Er, the (somewhat fuzzy) thesis of the post is that there’s a thing where, like, one or two prominent Socrati set the vibe, and then a bunch of other people follow suit; I find that criticism on LW feels more like [that guy] + [100 emulators of his style of engagement] than it used to.
Ultimately, it isn’t about just that one person’s engagement (although as I note above, they seem to have an outsized direct impact) so much as it is about a … prion disease?
As someone who’s posted about 60 or 70 essays on LW over the past eight years, doing so in 2023 involves a lot of bracing, as if I were hyping myself up to grab an electric fence. I straightforwardly expect the experience of posting to involve a net-negative subsequent four days. This was not the case in e.g. the Conor Moreton days, even though one or two of the Conor Moreton essays ended up in net negative territory.
If it’s that rough for me, when I’m a good writer who’s confident in his insights and has a lot of people who are interested-by-default in his thoughts, I imagine it can get a lot harder for the twenty-year-old not-yet-known version of me.

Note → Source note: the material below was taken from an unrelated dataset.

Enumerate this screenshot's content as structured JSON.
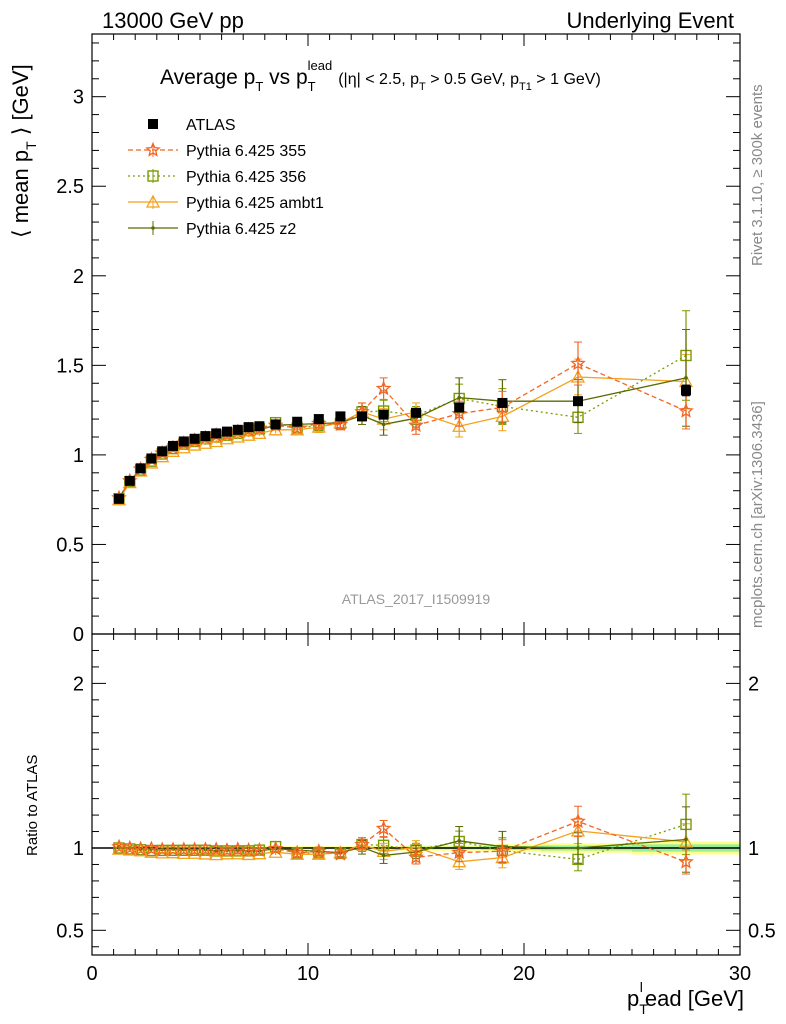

My recollection is that “Conor Moreton” at least once wrote something along the lines of “I find writing for LW stressful because I get a lot of criticism”. Maybe I’m misremembering, and for sure the obvious guess would be that you remember more clearly than I do, but my recollection now of my impression then is that it was nearer than you’re suggesting to how you describe your present experience of posting on LW.
Oh, I’ve definitely found it somewhat stressful all along; I think I’m in the most sensitive quintile if not decile.
Sorry, didn’t mean to imply that the shift was from [zero] to [large number]. More wanted to gesture at a shift from [moderate number] to [large number].
Like, there’s the difference between viscerally expecting one in four essays to result in a negative experience of magnitude 10 lasting for a day or two, and viscerally expecting two in three essays to result in a negative experience of magnitude 30 lasting for four days.
If the “ban commenter” function had not been implemented, I wouldn’t have posted any of my last five or six essays, and would be already gone.
Ah, I see. I don’t really disagree, but I also don’t think LW is unique in this, nor that there is (or can be) a long-lived growing-popularity group that maintains the feel of the early days. This seems like an evolution that’s plagued old-timers of a medium for all time, from SF fandom to pre-internet BBSs and Usenet, to early-internet special-purpose forums, to LW and rationalist-adjecent fora.
I don’t think Duncan’s gesturing at the “eternal September” problem—I think he’s talking about the “toxic low-grade criticism” problem, which is a related but separate issue. A persistent culture of toxic low-grade criticism exacerbates the eternal September problem by allowing impressionable newcomers to become acculturated to the pre-existing toxic dynamic, or to self-select for compatibility with it, making it that much harder to deal with. But you can work on improving the culture while also admitting that the constant influx of newcomers may make it difficult to go as far as you’d like to in terms of creating a specific and consistent set of norms.
I think there are some differences between this and other instances of degradation of quality by growth and entry of less-hardcore newcomers, and a resulting shift in norms that are generally negative in terms of quality. But I think there are a lot more similarities than differences.